Alrighty, so my sister’s trip is winding down and she’ll be home at the end of the month so I’ve ask her for a second half of her trip post. She has done a lot, so again this will be broken up into a few different ones. Stay tuned!
P.S. I think I need a better title for her stuff than “little sister…”
The next big stop was Berlin. When I first got there I wasn’t as big a fan of it as I became of München because it seemed so modern. Frankly, it is really modern because so much of it had to be rebuilt after WWII. Of course Berlin has an extremely rich history that’s still very recent. Pretty much all over the city you can see the exact location of the wall marked by different cobble stones. It was crazy seeing how it literally cut through large squares and in some cases through subway stations making them ghost stations. Berlin today is beautiful, especially the Tiergarten, which I spent two hours of my last day napping in. I think it’s great to visit Berlin for my generation because even to me sometimes I think of the Berlin Wall as something so far in the past when in reality it still had a very strong presence just a few decades ago.
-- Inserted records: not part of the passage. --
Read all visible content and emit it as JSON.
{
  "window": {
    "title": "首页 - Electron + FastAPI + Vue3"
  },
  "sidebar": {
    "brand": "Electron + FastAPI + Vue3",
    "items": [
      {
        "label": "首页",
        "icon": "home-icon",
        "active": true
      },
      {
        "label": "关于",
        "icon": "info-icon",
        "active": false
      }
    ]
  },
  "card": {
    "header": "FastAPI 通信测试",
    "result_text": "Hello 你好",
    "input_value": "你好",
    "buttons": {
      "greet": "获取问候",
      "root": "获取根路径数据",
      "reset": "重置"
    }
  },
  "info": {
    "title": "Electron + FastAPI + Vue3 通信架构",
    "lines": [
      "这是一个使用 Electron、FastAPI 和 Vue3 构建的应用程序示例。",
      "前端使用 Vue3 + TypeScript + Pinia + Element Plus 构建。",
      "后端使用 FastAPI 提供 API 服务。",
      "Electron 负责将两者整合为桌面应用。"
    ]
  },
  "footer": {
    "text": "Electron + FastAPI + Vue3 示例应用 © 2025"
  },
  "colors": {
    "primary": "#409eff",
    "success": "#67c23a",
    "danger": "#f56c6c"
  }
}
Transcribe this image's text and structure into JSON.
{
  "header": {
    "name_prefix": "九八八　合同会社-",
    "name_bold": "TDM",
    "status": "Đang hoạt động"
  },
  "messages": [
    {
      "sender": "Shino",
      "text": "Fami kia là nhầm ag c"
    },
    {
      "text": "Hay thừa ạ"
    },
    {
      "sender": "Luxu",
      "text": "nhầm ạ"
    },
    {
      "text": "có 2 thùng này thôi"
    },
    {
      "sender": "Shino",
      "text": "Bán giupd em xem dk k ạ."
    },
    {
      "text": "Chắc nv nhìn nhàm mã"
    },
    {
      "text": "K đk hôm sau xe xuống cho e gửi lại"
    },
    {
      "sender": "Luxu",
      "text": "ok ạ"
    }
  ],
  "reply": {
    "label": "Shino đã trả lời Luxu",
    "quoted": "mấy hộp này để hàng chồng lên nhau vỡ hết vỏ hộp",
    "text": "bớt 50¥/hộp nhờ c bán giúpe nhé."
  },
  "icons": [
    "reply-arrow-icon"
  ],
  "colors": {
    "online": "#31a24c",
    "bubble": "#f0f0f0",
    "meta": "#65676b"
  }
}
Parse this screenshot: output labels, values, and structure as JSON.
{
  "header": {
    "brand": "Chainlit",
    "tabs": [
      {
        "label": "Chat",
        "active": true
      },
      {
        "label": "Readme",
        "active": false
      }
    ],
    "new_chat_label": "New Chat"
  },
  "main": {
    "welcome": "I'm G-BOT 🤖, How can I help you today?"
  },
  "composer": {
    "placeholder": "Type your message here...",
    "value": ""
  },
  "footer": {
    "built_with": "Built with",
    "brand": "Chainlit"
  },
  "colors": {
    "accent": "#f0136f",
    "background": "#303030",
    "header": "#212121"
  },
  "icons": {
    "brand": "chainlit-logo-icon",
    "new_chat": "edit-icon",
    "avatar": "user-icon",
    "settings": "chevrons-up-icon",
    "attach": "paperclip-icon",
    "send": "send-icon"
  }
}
Next on the agenda was Maastricht in the neighboring Netherlands and Brussels in Belgium. Maastricht was a typical old town with narrow alleyways instead of large open roads, but the most interesting part of the day was a trip to the man-made caves under a hill a little outside of town. They were basically underground quarries for limestone that was used to build most of the city but now are a large network of underground passages. In the caves was a vault that was used in WWII by Hitler to keep and protect many pieces of art from burglary and damage. That same weekend I made a day trip to Brussels. Of course my first stop was to get a Belgian waffle which really did live up to my expectations. Then I went over to the European Union Parlementarium. There was a great museum explaining the long road taken to create the EU as we know it today. Besides that there wasn’t much to do other than get some Belgian chocolates that my family will be happy to know I plan on taking home. Going to these two places, where they speak Dutch and French respectively, also made me realize how much German I do understand despite still feeling like I haven’t learned much. It was a small confirmation that if nothing else, immersion in a language helps you to understand at least the PA at the train stations which sadly for me I had trouble with in Belgium.